Production & transport

     Les récoltes se faisaient essentiellement dans le milieu naturel. On ne trouve quasiment aucune trace de bassins ostréicoles mis à part celui de la méthode d’Orata. Mais, il semblerait que Les grands sites de production avaient toutefois une structure écologique qui permettaient leur culture, souvent des zones marécageuses en bord de mer recevant des alluvions utiles à la croissance de l’huître, tout en conservant par le jeu des marées une certaine salinité. Beaucoup de ces sites se seraient fait parallèlement à l’activité des marais salants, car leurs aménagements étaient propices à l’installation et à la croissance des huîtres.

     Le transport des huîtres était facilité par le fait qu’en Gaule le climat tempéré favorisait leur survie. Au contraire, le transport sous de fortes températures pouvaient facilement tuer les huîtres. Le réseau hydrique de la Gaule est aussi très important comparé à d’autres régions, ce qui permettait d’installer des viviers de manière régulière le long des voies de commerce pour permettre aux huîtres de récupérer un peu de fraîcheur avant d’être vendues sur les marchés, soit avant de reprendre leur route plus loin. On a ainsi retrouvé des viviers, comme à Augustodunum (Autun) qui est à environ 500 km à la fois de l’Atlantique et la Méditerranée. Ils étaient situés notamment sur de grandes vias romaines, comme celle d’Agrippa.

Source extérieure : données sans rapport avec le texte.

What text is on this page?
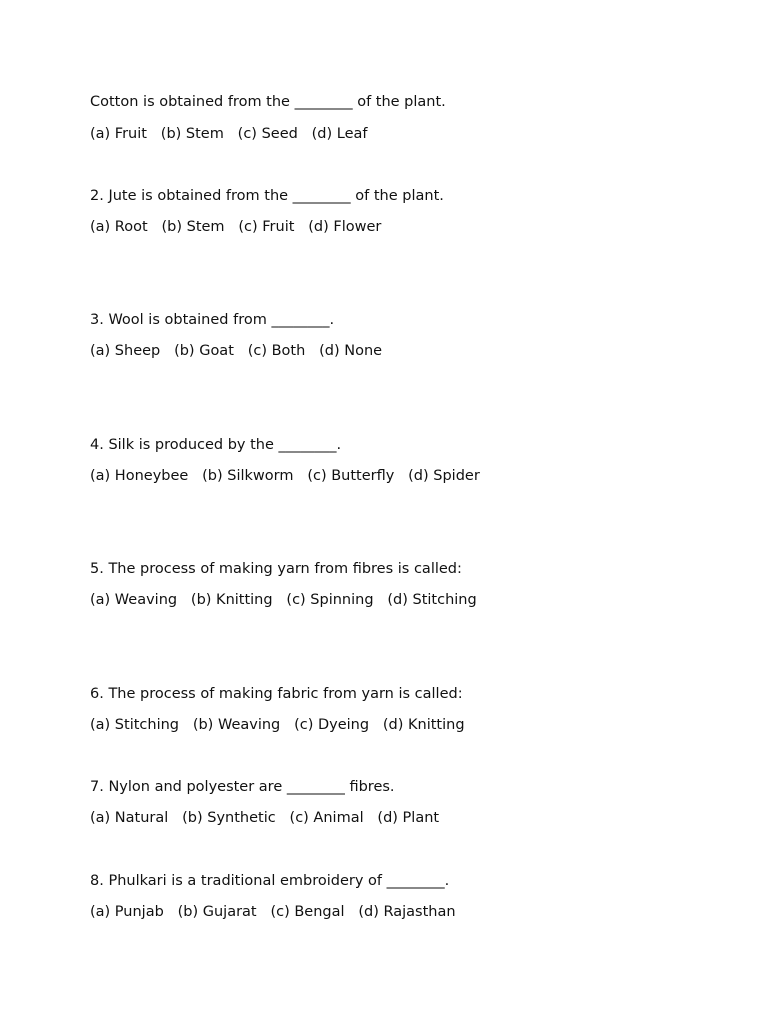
Cotton is obtained from the ________ of the plant.

(a) Fruit   (b) Stem   (c) Seed   (d) Leaf

2. Jute is obtained from the ________ of the plant.

(a) Root   (b) Stem   (c) Fruit   (d) Flower

3. Wool is obtained from ________.

(a) Sheep   (b) Goat   (c) Both   (d) None

4. Silk is produced by the ________.

(a) Honeybee   (b) Silkworm   (c) Butterfly   (d) Spider

5. The process of making yarn from fibres is called:

(a) Weaving   (b) Knitting   (c) Spinning   (d) Stitching

6. The process of making fabric from yarn is called:

(a) Stitching   (b) Weaving   (c) Dyeing   (d) Knitting

7. Nylon and polyester are ________ fibres.

(a) Natural   (b) Synthetic   (c) Animal   (d) Plant

8. Phulkari is a traditional embroidery of ________.

(a) Punjab   (b) Gujarat   (c) Bengal   (d) Rajasthan
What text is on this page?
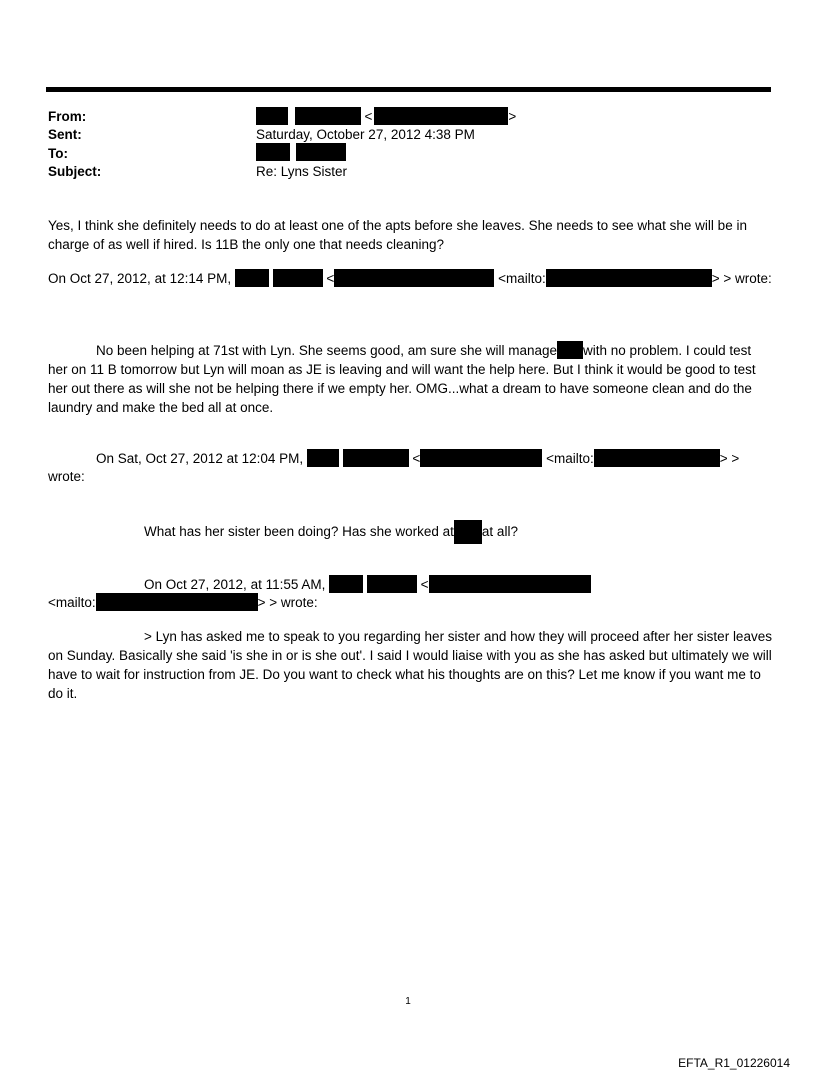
From:	<	>
Sent:	Saturday, October 27, 2012 4:38 PM
To:

Subject:	Re: Lyns Sister
Yes, I think she definitely needs to do at least one of the apts before she leaves. She needs to see what she will be in charge of as well if hired. Is 11B the only one that needs cleaning?
On Oct 27, 2012, at 12:14 PM,	<	<mailto:	> > wrote:
No been helping at 71st with Lyn. She seems good, am sure she will manage with no problem. I could test her on 11 B tomorrow but Lyn will moan as JE is leaving and will want the help here. But I think it would be good to test her out there as will she not be helping there if we empty her. OMG...what a dream to have someone clean and do the laundry and make the bed all at once.
On Sat, Oct 27, 2012 at 12:04 PM,	<	<mailto:	> >
wrote:
What has her sister been doing? Has she worked at at all?
On Oct 27, 2012, at 11:55 AM,	<
<mailto:	> > wrote:
> Lyn has asked me to speak to you regarding her sister and how they will proceed after her sister leaves on Sunday. Basically she said 'is she in or is she out'. I said I would liaise with you as she has asked but ultimately we will have to wait for instruction from JE. Do you want to check what his thoughts are on this? Let me know if you want me to do it.
1
EFTA_R1_01226014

     Mais, les romains semblait maîtriser une méthode dite de « trompage » qui consistait en une technique pour habituer les huîtres à vivre à l’air libre, ce qui avait également pour avantage d’affiner leur goût. Ainsi, les huîtres résistaient mieux aux transports.

     Les huîtres étaient probablement envoyées avec du sel, ce qui permettait de conditionner les viviers d’eau douce à l’intérieur des terres, afin de recevoir provisoirement les huîtres transportées. Celles-ci étaient parfois envoyées avec des algues qui permettaient de les hydrater (en tout cas de garder une certaine humidité) durant leur transport ...qui se faisait aux heures fraîches. Mais la plupart de ces voyages devaient avoir lieu en dehors de la période estivale, ce qui correspondait à des saisons beaucoup moins chaudes (l’équivalent de nos mois sans « R » d’il y a encore quelques années3). Notons que dans le cadre d’une activité annexe aux marais salants, il est bon de préciser que le sel n’est récolté que de juin à septembre, ce qui justifierait une ostréiculture le reste de l’année.

     Enfin, les huîtres étaient également transportées au moyen d’amphores que l’on a retrouvées en quantité le long des côtes Méditerranéennes. Elles étaient d’abord cuites dans de l’eau de mer, puis déposées ouvertes dans leur valve creuse et on remplissait de saumure avant de sceller l’amphore ce qui permettait un temps de conservation plus important4.

Autres utilisations

     Les coquilles d’huîtres ont également fait l’objet d’un intérêt pour réaliser des coupelles (petits récipients) et bijoux et ont localement pu avoir le rôle de monnaie. Elles ont même servi comme bulletins de vote chez les grecs et sur la partie plate on y gravaient le nom des personnes politiques qu’ils souhaitaient bannir de la cité ...d’où le terme ‘’ostracisme’’ signifiant voter l’exclusion d’un individu hors de la communauté.

     Si la nacre de la coquille d’huître est difficilement utilisable, les huîtres donnent également des perles qui sont un produit de luxe.

     Enfin, la coquille pulvérisée offre un complément nutritif pour les volailles.

 

Références :

- https://huitres.nc

- https://huitresguide.fr

- http://info.cultimer.com

- https://leg8.fr (VHI - Légion VIII Augusta)

- https://www.france-pittoresque.com

- https://www.les-escapades-rome.fr

- https://www.museecapdagde.com

 

Note : les photos-dessins dans cet article ont été produits par IA5.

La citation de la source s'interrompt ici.